利用液相層析串聯質譜儀和總體基因體分析技術探索慢性腎臟病病患中與腸道菌相關之代謝

Abstract

慢性腎臟病是全世界盛行率高的疾病之一，其病因在於腎臟過濾功能下降。過去的研究結果表明，慢性腎臟病患者體內的腸道菌群為失衡狀態。然而，目前對於腸道菌在慢性腎臟病患者體內代謝活動的全貌仍知之甚少。因此，本研究旨在探討慢性腎臟病患者體內與腸道菌相關的代謝變化。我們採用了多體學分析，包括利用液相層析串聯質譜儀進行非標靶代謝體分析，以及利用散彈槍總體基因體定序技術進行研究。

在代謝體分析中，我們首先透過Kyoto Encyclopedia of Genes (KEGG)資料庫討論代謝途徑，並發現色胺酸路徑失調。為了探討未知代謝物，我們使用分子網路技術，通過計算離子碎片的相似度，將具有相似碎片的物質歸為一組。在分子網路研究中，我們共鑑定出九個代謝物群，其中包括呈現下降趨勢的膽酸群。在膽酸群中，其中一個膽酸被我們鑑定為麩胺膽酸。除了分子網路分析外，我們也透過分子差異分析討論分子之間潛在的酵素反應。在總體基因體分析中，我們探討了菌株分布差異以及與代謝相關的基因差異。我們發現有五個參與次級膽酸代謝的基因在疾病組中為失調情況。最後，通過相關性分析，我們探討了代謝體和總體基因體數據之間的關聯。其中麩胺膽酸與Clostridium sp. OF09-36為顯著正相關，此結果暗示此腸道菌可能參與麩胺膽酸的生成。

本研究的目的在於討論慢性腎臟病中具有變化的糞便代謝物和相關腸道菌。我們的研究結果不僅有助於更深入了解慢性腎臟病和菌群失衡，更重要的是揭示了許多以往未知的現象和關聯。這些發現為未來在此領域的研究和臨床應用提供了潛在方向。

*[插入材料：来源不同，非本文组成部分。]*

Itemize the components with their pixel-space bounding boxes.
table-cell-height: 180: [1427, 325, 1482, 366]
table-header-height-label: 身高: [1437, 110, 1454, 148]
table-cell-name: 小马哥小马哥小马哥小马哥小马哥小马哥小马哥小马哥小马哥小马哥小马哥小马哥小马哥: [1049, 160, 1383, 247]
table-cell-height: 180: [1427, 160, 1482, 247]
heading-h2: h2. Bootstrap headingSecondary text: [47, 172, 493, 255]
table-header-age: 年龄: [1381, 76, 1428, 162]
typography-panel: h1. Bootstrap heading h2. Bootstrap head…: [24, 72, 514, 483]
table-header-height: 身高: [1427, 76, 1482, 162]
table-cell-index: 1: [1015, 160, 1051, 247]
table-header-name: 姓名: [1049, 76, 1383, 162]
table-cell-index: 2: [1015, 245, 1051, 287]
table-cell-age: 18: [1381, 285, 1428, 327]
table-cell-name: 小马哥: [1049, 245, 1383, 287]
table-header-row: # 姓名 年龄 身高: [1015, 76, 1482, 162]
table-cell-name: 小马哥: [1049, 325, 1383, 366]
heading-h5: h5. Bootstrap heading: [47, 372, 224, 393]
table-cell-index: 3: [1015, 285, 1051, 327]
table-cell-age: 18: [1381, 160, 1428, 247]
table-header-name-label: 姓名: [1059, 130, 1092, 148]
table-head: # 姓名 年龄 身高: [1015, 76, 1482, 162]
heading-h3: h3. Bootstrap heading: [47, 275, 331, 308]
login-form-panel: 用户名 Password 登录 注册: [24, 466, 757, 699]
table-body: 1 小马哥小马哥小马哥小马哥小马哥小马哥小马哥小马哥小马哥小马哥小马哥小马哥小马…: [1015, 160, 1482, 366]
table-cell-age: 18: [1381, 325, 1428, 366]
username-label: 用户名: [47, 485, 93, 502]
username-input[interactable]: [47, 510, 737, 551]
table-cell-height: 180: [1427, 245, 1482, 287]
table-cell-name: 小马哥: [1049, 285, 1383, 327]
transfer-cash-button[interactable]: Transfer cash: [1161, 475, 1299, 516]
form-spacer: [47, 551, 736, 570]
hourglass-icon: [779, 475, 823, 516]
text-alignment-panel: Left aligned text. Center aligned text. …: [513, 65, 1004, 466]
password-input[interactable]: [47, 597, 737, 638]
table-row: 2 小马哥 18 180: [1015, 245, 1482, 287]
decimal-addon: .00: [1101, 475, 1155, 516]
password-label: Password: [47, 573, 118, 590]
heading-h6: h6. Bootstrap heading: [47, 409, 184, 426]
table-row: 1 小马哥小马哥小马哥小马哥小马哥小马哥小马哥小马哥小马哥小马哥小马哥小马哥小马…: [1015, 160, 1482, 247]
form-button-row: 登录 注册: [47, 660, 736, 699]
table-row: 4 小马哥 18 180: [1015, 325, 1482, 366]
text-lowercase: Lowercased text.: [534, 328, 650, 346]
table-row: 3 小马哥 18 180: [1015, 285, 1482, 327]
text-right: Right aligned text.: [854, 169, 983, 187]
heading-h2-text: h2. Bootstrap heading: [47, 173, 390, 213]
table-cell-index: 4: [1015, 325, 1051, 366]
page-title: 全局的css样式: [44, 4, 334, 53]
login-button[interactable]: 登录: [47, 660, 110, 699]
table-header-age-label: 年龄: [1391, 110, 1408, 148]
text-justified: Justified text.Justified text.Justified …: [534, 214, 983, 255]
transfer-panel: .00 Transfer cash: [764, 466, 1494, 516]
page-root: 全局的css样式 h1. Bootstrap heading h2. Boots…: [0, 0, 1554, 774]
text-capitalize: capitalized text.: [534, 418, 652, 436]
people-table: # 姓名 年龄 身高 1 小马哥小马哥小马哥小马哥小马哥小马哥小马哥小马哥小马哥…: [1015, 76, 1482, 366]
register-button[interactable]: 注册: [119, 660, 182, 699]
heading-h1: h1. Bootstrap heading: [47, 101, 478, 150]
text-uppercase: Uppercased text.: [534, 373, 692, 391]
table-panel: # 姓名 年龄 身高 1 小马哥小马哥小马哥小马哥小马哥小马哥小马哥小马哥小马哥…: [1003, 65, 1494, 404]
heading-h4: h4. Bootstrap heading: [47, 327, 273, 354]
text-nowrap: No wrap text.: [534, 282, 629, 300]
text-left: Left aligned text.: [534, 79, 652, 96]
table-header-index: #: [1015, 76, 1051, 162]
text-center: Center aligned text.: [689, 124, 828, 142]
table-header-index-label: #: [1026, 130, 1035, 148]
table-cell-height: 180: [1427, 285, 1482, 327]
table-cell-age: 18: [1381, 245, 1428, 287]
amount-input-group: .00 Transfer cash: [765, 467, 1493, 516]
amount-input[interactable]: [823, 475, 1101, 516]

Chronic kidney disease (CKD) is a significant global health concern caused by loss of kidney function. Recent studies have explored the relationship between CKD and dysbiosis, an imbalance in gut bacteria. Integrative analyses have uncovered relationships between specific fecal metabolites, bacteria, and CKD patients. However, many altered fecal metabolites and their corresponding gut microbiota in CKD patients remain poorly understood. To gain further insights into gut microbiota-associated metabolism in CKD patients, we conducted untargeted metabolomic analysis by LC-MS/MS and shotgun metagenomic study. In our study, we pointed out the altered tryptophan metabolism through the use of KEGG database. To explore unknown compounds, we employed feature-based molecular networking, a powerful tool that clusters molecules based on similar MS/MS spectra. In total, nine clusters were annotated, including the cluster of bile acid, which exhibited down-regulation in the CKD group. Additionally, mass shift analysis was further performed to investigate the mass differences between related molecules, aiding the exploration of potential enzymatic reactions. In addition, shotgun metagenomic sequencing was conducted to analyze the population of gut bacteria and genes about enzymes in secondary bile acid metabolism between the control and the CKD groups. In our results, five genes involved in secondary bile acid metabolism were dysregulated. Finally, through integrated analysis, we established connections between specific metabolites and gut microbiota. Notably, glutamatocholic acid, one of the annotated bile acids, showed a positive correlation with Clostridium sp. OF09-36, suggesting a potential role of bacteria in the biosynthesis. Our research provides novel findings into the altered fecal metabolites and their related gut microbiota in CKD patients. The findings contribute to a deeper understanding of CKD and dysbiosis, potentially paving the way for future research and clinical applications in this field.